織田信長、未来人に遭遇しすぎ マンガやラノベなど約100作品を調査した同人誌『信長名鑑』が熱意の塊:元司書みさきの同人誌レビューノート
視点が面白い作品。
もうすぐ6月。441年前のこの季節、時代が大きく動こうとしていたのをご存じでしょうか。天正10年6月2日は、戦国武将、織田信長が襲撃された本能寺の変が起こった日です(旧暦。西暦では1582年6月下旬~7月ごろとされます)。戦国時代の中でもとりわけ有名な人物の一人、織田信長。彼の人気を表す同人誌がまたここに……。
今回紹介する同人誌
『信長名鑑2 織田家訪問のしおり』A5 84ページ 表紙カラー・本文モノクロ
著者:姫川榴弾
タイムスリップ先として大人気! 織田信長のもとを訪れた現代人や転生者をカウントする
こちらは「マンガやライトノベルなどの作品の中でタイムスリップや転生をして織田信長と遭遇した人」について調査したご本です。作者さんは、さまざまな創作物において信長がどのような描かれ方をされているかを調べ上げ、『信長名鑑(しんちょうめいかん)』(太田出版、2019年)を出版しました。そんな方がこの同人誌では、信長のそばにタイムスリップしてしまった人や、同時代に転生してしまった現代人などをテーマに書いています。
年表、訪問者集計、分析……豊富な情報を丁寧にガイド
ご本は、どのような条件で調査しているかのレギュレーションから、信長の生涯と来訪者のかかわりが一目で分かる年表、掲載された作品の紹介、そして訪問者の集計、また「なぜこれほどまで多くの訪問者が織田信長のもとを訪れるのか」の分析までが文章でつづられています。
いやはや、「なぜこれほどまでに……」とされているように、時代を越えて織田信長と出会う人はなんと多く、そしてバリエーション豊富なことでしょうか! 歴史を知りたくて時間旅行をする小学生や、信長に筋トレ術を伝える高校生、信長の周囲の人物に転生してしまう人などが続々と出てきます。

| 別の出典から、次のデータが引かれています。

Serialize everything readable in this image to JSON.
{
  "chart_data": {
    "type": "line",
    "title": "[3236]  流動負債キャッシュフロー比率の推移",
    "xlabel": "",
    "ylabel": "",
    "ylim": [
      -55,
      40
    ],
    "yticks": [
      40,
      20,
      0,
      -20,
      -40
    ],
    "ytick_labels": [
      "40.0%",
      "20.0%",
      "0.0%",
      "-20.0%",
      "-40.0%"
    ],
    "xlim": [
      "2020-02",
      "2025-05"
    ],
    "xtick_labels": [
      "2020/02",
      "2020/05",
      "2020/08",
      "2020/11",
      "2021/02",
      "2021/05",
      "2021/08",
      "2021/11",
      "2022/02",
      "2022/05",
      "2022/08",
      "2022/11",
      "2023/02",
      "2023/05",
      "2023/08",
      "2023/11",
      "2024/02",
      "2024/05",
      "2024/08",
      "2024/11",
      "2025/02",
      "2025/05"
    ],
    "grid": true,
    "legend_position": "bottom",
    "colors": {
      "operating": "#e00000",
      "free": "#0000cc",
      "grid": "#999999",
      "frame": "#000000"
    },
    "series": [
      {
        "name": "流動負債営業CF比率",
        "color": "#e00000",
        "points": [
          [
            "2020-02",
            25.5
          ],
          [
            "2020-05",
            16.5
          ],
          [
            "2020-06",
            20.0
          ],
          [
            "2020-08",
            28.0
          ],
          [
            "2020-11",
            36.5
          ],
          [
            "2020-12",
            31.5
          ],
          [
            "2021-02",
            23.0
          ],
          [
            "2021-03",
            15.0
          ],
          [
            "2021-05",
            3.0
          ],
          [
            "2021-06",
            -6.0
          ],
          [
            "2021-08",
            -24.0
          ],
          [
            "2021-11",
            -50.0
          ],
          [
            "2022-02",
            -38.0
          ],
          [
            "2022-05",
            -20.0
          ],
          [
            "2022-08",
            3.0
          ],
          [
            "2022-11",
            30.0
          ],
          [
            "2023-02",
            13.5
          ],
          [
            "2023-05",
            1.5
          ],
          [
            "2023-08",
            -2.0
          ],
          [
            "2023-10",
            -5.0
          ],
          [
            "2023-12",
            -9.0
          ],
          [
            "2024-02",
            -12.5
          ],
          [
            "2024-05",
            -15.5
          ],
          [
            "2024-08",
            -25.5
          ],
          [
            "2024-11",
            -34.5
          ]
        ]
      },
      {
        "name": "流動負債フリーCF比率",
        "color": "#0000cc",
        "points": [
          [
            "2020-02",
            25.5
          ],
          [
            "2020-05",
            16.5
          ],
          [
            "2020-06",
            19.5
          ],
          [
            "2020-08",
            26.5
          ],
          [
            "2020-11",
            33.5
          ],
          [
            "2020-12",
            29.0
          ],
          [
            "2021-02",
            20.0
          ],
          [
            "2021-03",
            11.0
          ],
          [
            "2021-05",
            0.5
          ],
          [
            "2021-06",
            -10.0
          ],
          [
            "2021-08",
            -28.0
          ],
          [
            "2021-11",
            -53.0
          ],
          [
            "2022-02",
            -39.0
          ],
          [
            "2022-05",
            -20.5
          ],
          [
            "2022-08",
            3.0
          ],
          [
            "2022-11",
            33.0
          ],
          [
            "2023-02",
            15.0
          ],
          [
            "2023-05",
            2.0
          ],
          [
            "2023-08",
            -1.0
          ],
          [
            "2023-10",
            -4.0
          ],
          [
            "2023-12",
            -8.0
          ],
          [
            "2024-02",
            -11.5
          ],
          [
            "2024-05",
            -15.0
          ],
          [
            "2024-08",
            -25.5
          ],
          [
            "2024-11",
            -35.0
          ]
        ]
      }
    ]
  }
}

調査によるとその数は合計100人を超えるとのこと。これらが信長生誕から本能寺の変までの時代を追いながら紹介され、分かりやすく見ることができるのですが、みんな事情が違うのでとにかく情報量の多さに驚きます! それを調査し、時代順に並べられたご苦労も推察されるのと同時に、どの紹介も短くポイントを押さえているところに、また感嘆させられます。どんなタイミングでどんな人がやってきたのかという個々の事情も、マンガや小説の作品紹介も、コンパクトにまとめられる要約力のすごさに助けられて、膨大な情報を興味深く読み進めることができました。
歴史の激動を新たな視点から照らす面白さ
そもそも、歴史上の人物に現代人が会うのは空想でしかかなえられない、特殊な状況です。しかしそれがこんなにも多彩に描かれ、しかもたった一人の武将を中心に巻き起こっているなんて。今までにない切り口でまとめられたことにより、またあらためて織田信長の人気、ドラマチックさ、そして創作の面白さにも光が当てられたように思いました。
441年前なら、もうすぐ時代の節目を迎えるころ。もしかしたら何かの拍子に織田信長に出会うような事態になってしまうかも? ご本を読んで備えておくのもいいかもしれませんね。
今週の余談
創作作品をきっかけに歴史がぐっと身近になるの、何度も体験してきました……。学生のころは授業でその時代に触れるのが待ち遠しかったり。いろんな入口があるのっていいですね。
みさき紹介文
公共図書館、専門図書館に勤務していた元司書。自身でも同人誌を作り、サークル活動歴は「人生の半分を越えたあたりで数えるのをやめました」と語る。